A jornalista libanesa Amal Khalil, correspondente do jornal Al-Akhbar, foi morta em uma ofensiva aérea israelense na localidade de Tiri, no sul do Líbano.
O Ministério da Saúde libanês informou que o bombardeio atingiu o vilarejo duas vezes. O ataque resultou na morte de três pessoas e feriu a fotógrafa Zeinab Faraj, que acompanhava a repórter.
O corpo de Amal Khalil foi localizado após várias horas de buscas pela Defesa Civil, em cooperação com o Exército libanês e a Cruz Vermelha. A Defesa Civil descreveu a profissional como ‘mártir da imprensa’ e registrou as dificuldades de acesso ao local por causa de disparos de advertência.
O jornal Al-Akhbar denunciou que Amal Khalil foi perseguida por aviões israelenses, que primeiro atingiram o veículo em que ela viajava. As aeronaves bombardearam em seguida a casa onde a repórter havia buscado abrigo.

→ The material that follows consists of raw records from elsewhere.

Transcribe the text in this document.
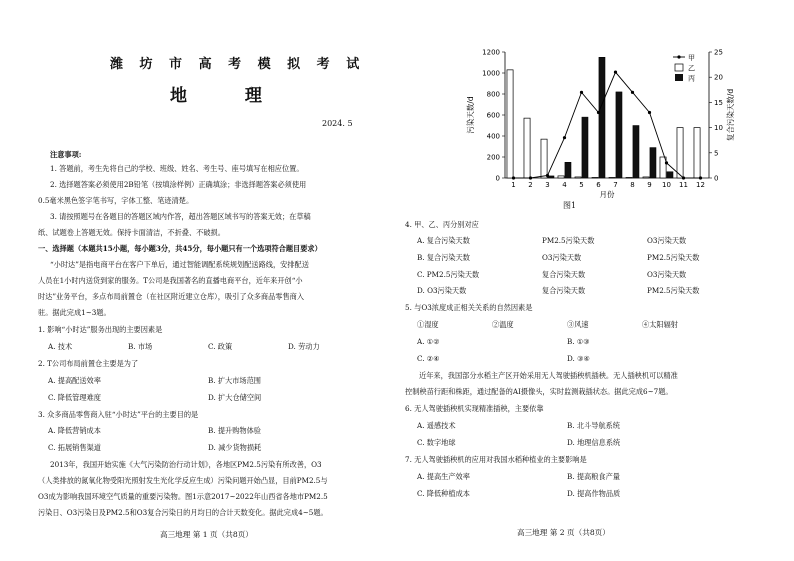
潍 坊 市 高 考 模 拟 考 试
地 理
2024. 5
注意事项:
1. 答题前，考生先将自己的学校、班级、姓名、考生号、座号填写在相应位置。
2. 选择题答案必须使用2B铅笔（按填涂样例）正确填涂；非选择题答案必须使用
0.5毫米黑色签字笔书写，字体工整、笔迹清楚。
3. 请按照题号在各题目的答题区域内作答，超出答题区域书写的答案无效；在草稿
纸、试题卷上答题无效。保持卡面清洁，不折叠、不破损。
一、选择题（本题共15小题，每小题3分，共45分，每小题只有一个选项符合题目要求）
“小时达”是指电商平台在客户下单后，通过智能调配系统规划配送路线，安排配送
人员在1小时内送货到家的服务。T公司是我国著名的直播电商平台，近年来开创“小
时达”业务平台，多点布局前置仓（在社区附近建立仓库），吸引了众多商品零售商入
驻。据此完成1~3题。
1. 影响“小时达”服务出现的主要因素是
A. 技术	B. 市场	C. 政策	D. 劳动力
2. T公司布局前置仓主要是为了
A. 提高配送效率	B. 扩大市场范围
C. 降低管理难度	D. 扩大仓储空间
3. 众多商品零售商入驻“小时达”平台的主要目的是
A. 降低营销成本	B. 提升购物体验
C. 拓展销售渠道	D. 减少货物损耗
2013年，我国开始实施《大气污染防治行动计划》，各地区PM2.5污染有所改善，O3
（人类排放的氮氧化物受阳光照射发生光化学反应生成）污染问题开始凸显，目前PM2.5与
O3成为影响我国环境空气质量的重要污染物。图1示意2017~2022年山西省各地市PM2.5
污染日、O3污染日及PM2.5和O3复合污染日的月均日的合计天数变化。据此完成4~5题。
高三地理 第 1 页（共8页）
0
200
400
600
800
1000
1200
0
5
10
15
20
25
1 2 3 4 5 6 7 8 9 10 11 12
污染天数/d	复合污染天数/d
月份
甲
乙
丙
图1
4. 甲、乙、丙分别对应
A. 复合污染天数	PM2.5污染天数	O3污染天数
B. 复合污染天数	O3污染天数	PM2.5污染天数
C. PM2.5污染天数	复合污染天数	O3污染天数
D. O3污染天数	复合污染天数	PM2.5污染天数
5. 与O3浓度成正相关关系的自然因素是
①湿度	②温度	③风速	④太阳辐射
A. ①②	B. ①③
C. ②④	D. ③④
近年来，我国部分水稻主产区开始采用无人驾驶插秧机插秧。无人插秧机可以精准
控制秧苗行距和株距，通过配备的AI摄像头，实时监测栽插状态。据此完成6~7题。
6. 无人驾驶插秧机实现精准插秧，主要依靠
A. 遥感技术	B. 北斗导航系统
C. 数字地球	D. 地理信息系统
7. 无人驾驶插秧机的应用对我国水稻种植业的主要影响是
A. 提高生产效率	B. 提高粮食产量
C. 降低种植成本	D. 提高作物品质
高三地理 第 2 页（共8页）
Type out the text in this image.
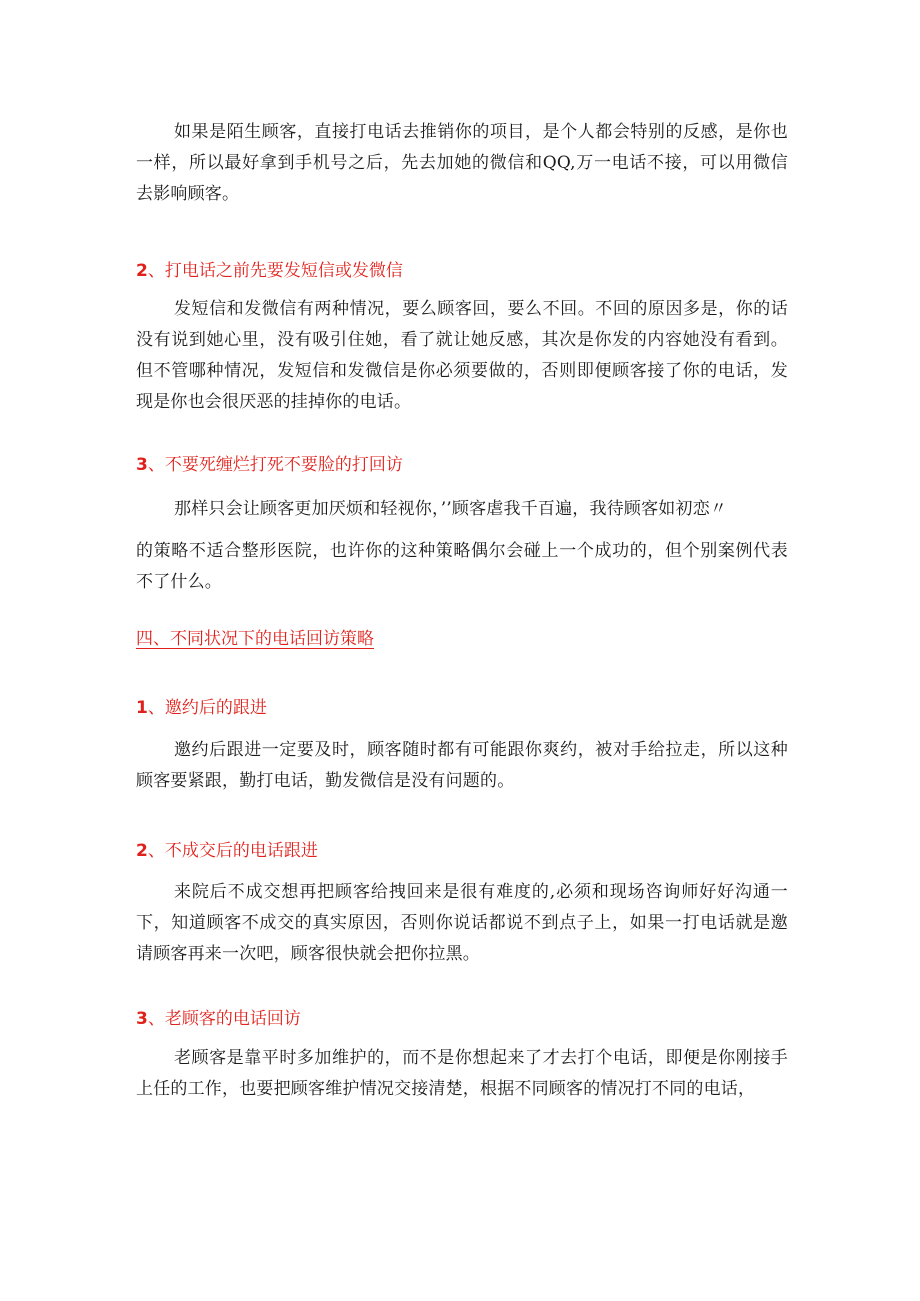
如果是陌生顾客，直接打电话去推销你的项目，是个人都会特别的反感，是你也一样，所以最好拿到手机号之后，先去加她的微信和QQ,万一电话不接，可以用微信去影响顾客。

2、打电话之前先要发短信或发微信

发短信和发微信有两种情况，要么顾客回，要么不回。不回的原因多是，你的话没有说到她心里，没有吸引住她，看了就让她反感，其次是你发的内容她没有看到。但不管哪种情况，发短信和发微信是你必须要做的，否则即便顾客接了你的电话，发现是你也会很厌恶的挂掉你的电话。

3、不要死缠烂打死不要脸的打回访

那样只会让顾客更加厌烦和轻视你，’’顾客虐我千百遍，我待顾客如初恋〃

的策略不适合整形医院，也许你的这种策略偶尔会碰上一个成功的，但个别案例代表不了什么。

四、不同状况下的电话回访策略
1、邀约后的跟进

邀约后跟进一定要及时，顾客随时都有可能跟你爽约，被对手给拉走，所以这种顾客要紧跟，勤打电话，勤发微信是没有问题的。

2、不成交后的电话跟进

来院后不成交想再把顾客给拽回来是很有难度的,必须和现场咨询师好好沟通一下，知道顾客不成交的真实原因，否则你说话都说不到点子上，如果一打电话就是邀请顾客再来一次吧，顾客很快就会把你拉黑。

3、老顾客的电话回访

老顾客是靠平时多加维护的，而不是你想起来了才去打个电话，即便是你刚接手上任的工作，也要把顾客维护情况交接清楚，根据不同顾客的情况打不同的电话，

Jornalistas na região relataram que as equipes de resgate só conseguiram acesso após longas negociações com a Força Interina das Nações Unidas no Líbano. Conforme reportou a RFI, a operação envolveu militares libaneses e voluntários que retiraram o corpo dos destroços.
O ministro da Informação do Líbano, Paul Morcos, condenou o ataque e classificou o assassinato como “um crime odioso”. Morcos denunciou uma violação flagrante do direito internacional humanitário e afirmou que o governo libanês não ficará em silêncio.
O Comitê para a Proteção dos Jornalistas expressou indignação e alertou que impedir operações de resgate pode configurar crime de guerra. Amal Khalil era uma das correspondentes mais conhecidas do sul libanês e documentava o impacto dos bombardeios sobre civis.
A repórter cobria os confrontos no sul do Líbano ao lado da fotógrafa Zeinab Faraj. Seu trabalho se destacava pela dedicação em registrar o sofrimento de comunidades rurais mesmo sob risco constante.
A morte de Amal Khalil intensifica as cobranças por uma investigação independente sobre ataques a profissionais de imprensa. Organizações de defesa da liberdade de expressão pedem o reforço de medidas de proteção em zonas de conflito.
Este episódio reforça a escalada de violência na fronteira entre Israel e o Líbano, que vitima civis e jornalistas. A comunidade internacional aumenta a pressão para que os responsáveis sejam responsabilizados por violações do direito humanitário.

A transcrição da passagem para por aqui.